The undisputed facts next show that Michael Antonello acted fraudulently to manipulate the corporation to dilute the value of his levied 10,000 shares of stock from one-hundred-percent ownership to two-percent ownership before the sheriff's sale. Jean Antonello, who was inexperienced in corporate and financial matters, testified at a deposition that she purchased 490,000 shares of stock and became an officer and director in the corporation at Michael Antonello's request and that he told her that they needed to “remain in control of the corporation” “because of the judgment[s].” The dilution and transfer of shares by Michael Antonello through the corporation resulted in the original 10,000 shares owned by Michael Antonello losing ninety-eight percent of their value before they were sold at the sheriff's sale to satisfy part of the judgments that he owed to respondents. When respondents purchased Michael Antonello's 10,000 shares of stock at the sheriff's sale, they received only two-percent ownership in the corporation as opposed to Michael Antonello's one-hundred-percent ownership interest at the time of the sheriff's levy.
Multiple badges of fraud are present here: the transfers were “to an insider”; “the debtor retained possession or control of the property transferred after the transfer”; the transfers were “concealed”; and “before the transfer[s] [were] made ..., the debtor had been sued or threatened with suit.” SeeMinn.Stat. § 513.44(b)(1)–(4). In addition to several badges of fraud being present in this case, appellants did not attempt to rebut the presumption that the transfers of stock between the corporation and Jean Antonello were fraudulent as transfers between spouses.
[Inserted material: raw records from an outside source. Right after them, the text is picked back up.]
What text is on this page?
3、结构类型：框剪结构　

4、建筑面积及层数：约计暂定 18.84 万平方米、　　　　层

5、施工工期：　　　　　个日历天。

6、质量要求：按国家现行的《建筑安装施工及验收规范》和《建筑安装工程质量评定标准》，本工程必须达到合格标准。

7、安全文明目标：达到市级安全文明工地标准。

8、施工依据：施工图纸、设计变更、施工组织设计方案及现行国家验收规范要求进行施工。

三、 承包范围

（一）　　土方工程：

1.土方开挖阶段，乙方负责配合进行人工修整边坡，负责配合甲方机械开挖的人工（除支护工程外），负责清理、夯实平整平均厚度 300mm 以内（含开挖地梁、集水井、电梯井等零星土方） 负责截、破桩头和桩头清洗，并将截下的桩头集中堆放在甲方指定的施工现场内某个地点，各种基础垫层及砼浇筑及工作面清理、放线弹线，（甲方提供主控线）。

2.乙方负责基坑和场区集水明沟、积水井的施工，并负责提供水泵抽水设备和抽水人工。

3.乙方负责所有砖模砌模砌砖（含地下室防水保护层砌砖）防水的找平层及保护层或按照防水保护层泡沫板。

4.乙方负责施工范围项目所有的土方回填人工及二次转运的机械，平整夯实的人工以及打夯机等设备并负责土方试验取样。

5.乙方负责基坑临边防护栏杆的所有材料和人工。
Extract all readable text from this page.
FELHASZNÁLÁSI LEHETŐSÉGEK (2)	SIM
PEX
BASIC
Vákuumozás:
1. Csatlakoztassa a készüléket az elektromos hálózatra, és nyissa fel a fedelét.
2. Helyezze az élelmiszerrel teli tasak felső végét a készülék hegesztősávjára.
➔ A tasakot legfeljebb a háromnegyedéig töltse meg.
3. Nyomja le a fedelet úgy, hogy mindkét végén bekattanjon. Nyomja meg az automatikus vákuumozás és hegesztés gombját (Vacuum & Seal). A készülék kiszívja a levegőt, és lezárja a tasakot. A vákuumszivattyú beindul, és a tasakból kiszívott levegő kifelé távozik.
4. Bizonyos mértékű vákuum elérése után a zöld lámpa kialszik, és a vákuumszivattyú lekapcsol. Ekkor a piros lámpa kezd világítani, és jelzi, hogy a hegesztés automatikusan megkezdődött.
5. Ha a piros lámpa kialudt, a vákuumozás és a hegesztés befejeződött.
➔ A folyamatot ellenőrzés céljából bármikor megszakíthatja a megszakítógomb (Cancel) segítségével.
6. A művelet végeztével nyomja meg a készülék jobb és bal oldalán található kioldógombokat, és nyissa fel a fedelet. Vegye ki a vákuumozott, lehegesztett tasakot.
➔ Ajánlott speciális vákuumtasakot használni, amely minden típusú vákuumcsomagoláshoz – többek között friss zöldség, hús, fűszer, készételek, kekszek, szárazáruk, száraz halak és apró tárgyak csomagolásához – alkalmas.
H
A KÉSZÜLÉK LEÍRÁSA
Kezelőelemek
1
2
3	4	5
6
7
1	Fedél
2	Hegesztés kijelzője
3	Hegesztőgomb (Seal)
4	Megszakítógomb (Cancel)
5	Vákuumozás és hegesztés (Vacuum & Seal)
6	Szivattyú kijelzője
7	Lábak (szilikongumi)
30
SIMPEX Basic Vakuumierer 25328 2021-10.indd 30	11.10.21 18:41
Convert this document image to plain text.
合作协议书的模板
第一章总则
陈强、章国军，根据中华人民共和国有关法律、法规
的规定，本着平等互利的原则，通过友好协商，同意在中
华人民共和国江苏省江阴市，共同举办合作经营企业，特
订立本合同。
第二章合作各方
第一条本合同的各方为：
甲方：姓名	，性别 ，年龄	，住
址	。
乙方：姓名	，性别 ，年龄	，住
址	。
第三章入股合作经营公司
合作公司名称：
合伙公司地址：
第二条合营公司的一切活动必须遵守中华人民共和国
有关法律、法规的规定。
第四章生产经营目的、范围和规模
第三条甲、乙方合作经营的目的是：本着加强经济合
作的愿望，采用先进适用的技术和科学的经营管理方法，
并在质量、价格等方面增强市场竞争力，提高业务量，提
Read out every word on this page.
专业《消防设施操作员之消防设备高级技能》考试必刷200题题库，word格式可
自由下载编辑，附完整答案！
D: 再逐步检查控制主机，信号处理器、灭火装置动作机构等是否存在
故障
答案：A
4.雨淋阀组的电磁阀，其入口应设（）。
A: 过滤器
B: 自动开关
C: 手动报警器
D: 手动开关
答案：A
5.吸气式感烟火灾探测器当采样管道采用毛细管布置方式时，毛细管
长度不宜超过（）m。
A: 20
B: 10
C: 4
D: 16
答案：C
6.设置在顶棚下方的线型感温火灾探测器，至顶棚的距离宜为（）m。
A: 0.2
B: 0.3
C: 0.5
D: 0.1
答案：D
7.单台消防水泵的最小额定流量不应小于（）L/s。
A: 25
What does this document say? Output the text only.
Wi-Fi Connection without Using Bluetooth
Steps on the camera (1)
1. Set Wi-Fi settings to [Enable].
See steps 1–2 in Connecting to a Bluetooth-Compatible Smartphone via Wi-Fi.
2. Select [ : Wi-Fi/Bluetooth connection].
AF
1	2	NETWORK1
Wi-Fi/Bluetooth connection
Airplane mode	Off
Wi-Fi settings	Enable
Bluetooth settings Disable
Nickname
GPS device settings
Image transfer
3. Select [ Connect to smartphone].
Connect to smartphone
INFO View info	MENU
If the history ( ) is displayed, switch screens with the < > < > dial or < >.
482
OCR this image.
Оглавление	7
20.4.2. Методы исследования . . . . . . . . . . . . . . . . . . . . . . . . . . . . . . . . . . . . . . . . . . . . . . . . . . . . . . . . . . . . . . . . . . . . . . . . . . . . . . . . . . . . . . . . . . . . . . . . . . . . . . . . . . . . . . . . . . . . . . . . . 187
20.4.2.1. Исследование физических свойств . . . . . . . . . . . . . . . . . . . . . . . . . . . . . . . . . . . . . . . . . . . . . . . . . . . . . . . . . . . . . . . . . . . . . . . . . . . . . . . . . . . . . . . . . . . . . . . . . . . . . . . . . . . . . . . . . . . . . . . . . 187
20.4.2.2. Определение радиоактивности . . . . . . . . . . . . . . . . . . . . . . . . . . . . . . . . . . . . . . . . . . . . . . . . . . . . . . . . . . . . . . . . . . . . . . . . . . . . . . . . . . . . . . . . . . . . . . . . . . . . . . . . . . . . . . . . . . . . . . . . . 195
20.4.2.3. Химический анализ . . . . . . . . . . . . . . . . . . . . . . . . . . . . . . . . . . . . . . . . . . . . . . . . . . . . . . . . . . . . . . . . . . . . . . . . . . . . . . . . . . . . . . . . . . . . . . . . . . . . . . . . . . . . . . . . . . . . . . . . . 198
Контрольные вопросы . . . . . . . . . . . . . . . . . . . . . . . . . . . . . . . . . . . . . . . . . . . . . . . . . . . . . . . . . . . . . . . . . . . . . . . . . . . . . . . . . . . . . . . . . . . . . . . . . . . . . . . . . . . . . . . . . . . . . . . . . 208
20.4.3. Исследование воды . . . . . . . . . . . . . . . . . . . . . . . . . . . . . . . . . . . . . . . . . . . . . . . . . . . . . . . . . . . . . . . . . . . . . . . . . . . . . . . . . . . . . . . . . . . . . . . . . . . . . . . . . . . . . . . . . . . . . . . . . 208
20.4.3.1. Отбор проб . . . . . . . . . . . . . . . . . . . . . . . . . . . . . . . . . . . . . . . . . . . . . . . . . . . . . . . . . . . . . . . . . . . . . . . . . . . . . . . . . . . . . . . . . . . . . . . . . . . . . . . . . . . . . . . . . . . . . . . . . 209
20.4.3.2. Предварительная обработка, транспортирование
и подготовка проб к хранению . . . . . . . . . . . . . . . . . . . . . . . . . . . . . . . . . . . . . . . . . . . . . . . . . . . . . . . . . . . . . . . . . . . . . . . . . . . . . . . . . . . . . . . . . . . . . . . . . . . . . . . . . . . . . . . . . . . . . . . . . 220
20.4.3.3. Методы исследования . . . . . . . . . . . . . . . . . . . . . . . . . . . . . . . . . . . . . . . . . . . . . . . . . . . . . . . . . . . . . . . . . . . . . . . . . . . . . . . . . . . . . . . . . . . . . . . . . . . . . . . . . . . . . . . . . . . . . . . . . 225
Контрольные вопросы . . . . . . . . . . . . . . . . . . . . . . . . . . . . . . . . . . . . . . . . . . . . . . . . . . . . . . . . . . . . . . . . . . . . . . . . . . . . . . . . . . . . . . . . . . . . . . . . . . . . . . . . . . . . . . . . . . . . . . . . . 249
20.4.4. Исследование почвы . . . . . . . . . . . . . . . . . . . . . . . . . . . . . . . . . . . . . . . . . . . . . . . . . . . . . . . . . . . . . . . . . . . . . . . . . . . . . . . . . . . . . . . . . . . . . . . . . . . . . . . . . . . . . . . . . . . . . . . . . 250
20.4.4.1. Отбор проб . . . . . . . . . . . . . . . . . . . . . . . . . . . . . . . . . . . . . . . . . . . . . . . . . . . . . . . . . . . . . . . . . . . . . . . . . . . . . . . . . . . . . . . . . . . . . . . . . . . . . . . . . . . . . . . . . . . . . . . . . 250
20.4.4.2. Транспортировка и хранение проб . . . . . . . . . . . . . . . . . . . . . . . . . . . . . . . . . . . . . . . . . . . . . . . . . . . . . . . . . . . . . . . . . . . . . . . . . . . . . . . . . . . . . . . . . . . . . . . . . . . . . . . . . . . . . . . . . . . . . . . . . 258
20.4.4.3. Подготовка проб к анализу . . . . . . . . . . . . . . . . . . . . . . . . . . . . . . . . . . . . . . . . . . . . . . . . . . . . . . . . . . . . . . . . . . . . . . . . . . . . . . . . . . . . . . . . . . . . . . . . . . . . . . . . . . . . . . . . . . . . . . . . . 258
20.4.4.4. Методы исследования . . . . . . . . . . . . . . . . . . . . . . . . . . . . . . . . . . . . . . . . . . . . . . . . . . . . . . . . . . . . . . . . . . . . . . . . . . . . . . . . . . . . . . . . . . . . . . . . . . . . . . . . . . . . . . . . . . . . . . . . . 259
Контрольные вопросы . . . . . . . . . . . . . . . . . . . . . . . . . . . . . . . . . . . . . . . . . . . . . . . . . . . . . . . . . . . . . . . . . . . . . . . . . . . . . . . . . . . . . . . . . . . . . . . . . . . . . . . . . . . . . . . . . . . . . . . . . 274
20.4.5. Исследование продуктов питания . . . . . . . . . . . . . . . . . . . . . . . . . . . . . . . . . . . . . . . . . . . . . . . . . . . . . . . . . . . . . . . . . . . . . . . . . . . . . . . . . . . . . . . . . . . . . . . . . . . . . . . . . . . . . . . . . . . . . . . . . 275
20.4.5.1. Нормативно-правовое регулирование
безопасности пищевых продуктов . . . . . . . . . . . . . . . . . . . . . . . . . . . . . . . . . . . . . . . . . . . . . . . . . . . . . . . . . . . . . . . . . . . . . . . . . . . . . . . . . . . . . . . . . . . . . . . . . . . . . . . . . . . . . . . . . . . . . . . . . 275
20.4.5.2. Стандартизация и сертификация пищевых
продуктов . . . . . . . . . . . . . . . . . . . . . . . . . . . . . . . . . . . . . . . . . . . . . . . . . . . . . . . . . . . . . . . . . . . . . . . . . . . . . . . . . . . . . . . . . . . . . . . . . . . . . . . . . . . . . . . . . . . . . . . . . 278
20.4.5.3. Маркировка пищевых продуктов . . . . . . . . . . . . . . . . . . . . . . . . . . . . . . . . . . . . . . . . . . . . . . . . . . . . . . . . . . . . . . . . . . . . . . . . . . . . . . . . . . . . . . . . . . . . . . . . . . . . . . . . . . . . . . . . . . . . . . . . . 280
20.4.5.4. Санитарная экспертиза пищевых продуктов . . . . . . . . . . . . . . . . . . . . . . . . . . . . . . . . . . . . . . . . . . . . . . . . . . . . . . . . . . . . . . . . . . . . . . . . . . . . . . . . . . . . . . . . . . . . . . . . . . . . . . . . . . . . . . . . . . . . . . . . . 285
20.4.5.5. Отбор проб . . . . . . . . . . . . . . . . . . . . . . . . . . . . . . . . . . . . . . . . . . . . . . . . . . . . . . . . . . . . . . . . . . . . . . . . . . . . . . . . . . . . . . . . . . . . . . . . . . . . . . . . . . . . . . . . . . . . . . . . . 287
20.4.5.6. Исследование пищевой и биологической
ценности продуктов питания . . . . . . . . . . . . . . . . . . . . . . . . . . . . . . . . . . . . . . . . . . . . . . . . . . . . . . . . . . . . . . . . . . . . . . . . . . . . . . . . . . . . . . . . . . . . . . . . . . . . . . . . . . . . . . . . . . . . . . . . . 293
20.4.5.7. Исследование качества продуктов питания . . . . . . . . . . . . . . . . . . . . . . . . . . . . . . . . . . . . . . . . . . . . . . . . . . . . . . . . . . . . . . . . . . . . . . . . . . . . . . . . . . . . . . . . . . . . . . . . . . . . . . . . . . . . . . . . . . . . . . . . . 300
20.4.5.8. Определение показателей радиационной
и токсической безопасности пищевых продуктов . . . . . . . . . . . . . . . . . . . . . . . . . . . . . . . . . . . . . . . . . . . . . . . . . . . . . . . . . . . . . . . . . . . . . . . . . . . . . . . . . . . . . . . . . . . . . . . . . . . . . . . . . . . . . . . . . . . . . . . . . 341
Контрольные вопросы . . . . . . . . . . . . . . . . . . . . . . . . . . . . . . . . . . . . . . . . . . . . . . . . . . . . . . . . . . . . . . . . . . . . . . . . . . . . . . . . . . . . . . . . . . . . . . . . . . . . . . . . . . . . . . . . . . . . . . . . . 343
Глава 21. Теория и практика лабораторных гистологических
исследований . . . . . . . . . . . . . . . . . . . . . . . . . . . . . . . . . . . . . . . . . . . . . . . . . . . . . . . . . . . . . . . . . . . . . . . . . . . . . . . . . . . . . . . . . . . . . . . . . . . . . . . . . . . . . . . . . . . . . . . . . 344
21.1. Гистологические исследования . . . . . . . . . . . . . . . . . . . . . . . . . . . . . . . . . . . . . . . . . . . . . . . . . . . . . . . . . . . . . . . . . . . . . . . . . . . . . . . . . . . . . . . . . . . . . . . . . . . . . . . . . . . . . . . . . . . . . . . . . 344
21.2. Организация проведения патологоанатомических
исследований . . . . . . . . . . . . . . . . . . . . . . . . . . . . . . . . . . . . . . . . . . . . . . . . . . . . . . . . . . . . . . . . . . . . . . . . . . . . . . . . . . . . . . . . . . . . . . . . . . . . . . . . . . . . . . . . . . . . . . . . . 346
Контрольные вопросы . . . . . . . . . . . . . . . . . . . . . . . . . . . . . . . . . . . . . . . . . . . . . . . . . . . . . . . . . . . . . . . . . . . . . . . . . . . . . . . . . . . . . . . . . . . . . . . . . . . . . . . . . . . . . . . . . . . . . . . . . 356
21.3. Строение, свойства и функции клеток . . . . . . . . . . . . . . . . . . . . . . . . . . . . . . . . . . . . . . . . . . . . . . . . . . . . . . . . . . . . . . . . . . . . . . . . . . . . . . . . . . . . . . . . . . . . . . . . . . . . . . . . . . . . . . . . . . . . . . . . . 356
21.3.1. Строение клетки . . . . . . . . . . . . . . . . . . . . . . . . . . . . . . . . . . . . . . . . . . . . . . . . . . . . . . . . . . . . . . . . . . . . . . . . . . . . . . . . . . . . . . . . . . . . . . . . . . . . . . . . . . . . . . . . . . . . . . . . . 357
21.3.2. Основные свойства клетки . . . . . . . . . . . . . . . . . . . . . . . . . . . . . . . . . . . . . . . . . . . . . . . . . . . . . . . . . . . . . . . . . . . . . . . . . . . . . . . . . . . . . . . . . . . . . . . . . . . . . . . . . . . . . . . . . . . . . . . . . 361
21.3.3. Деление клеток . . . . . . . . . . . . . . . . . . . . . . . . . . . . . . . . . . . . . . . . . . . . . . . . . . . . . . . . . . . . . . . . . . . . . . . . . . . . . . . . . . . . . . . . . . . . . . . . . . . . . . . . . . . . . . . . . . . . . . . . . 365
See Snyder Elec., 305 N.W.2d at 867.
Appellants assert that the corporation legally diluted Michael Antonello's shares before the sheriff's sale, but this argument ignores the reality that Michael Antonello was exclusively responsible for the actions of the corporation and that he fraudulently transferred assets to the detriment of his creditors. To allow a sole director, officer, and shareholder to mask his fraudulent actions behind the façade of a closely held corporation would defy the plain meaning and intent of the Minnesota Uniform Fraudulent Transfer Act. SeeMinn.Stat. § 513.44; New Horizon, 570 N.W.2d at 14, 16.
Michael Antonello, as a debtor of respondents and sole owner, officer, and director of a closely held corporation, fraudulentlyfacilitated indirect transfers of stock to his spouse solely to dilute the value of his shares of stock that were levied to satisfy part of a judgment against him. The district court therefore properly granted summary judgment in favor of respondents under the Minnesota Uniform Fraudulent Transfer Act.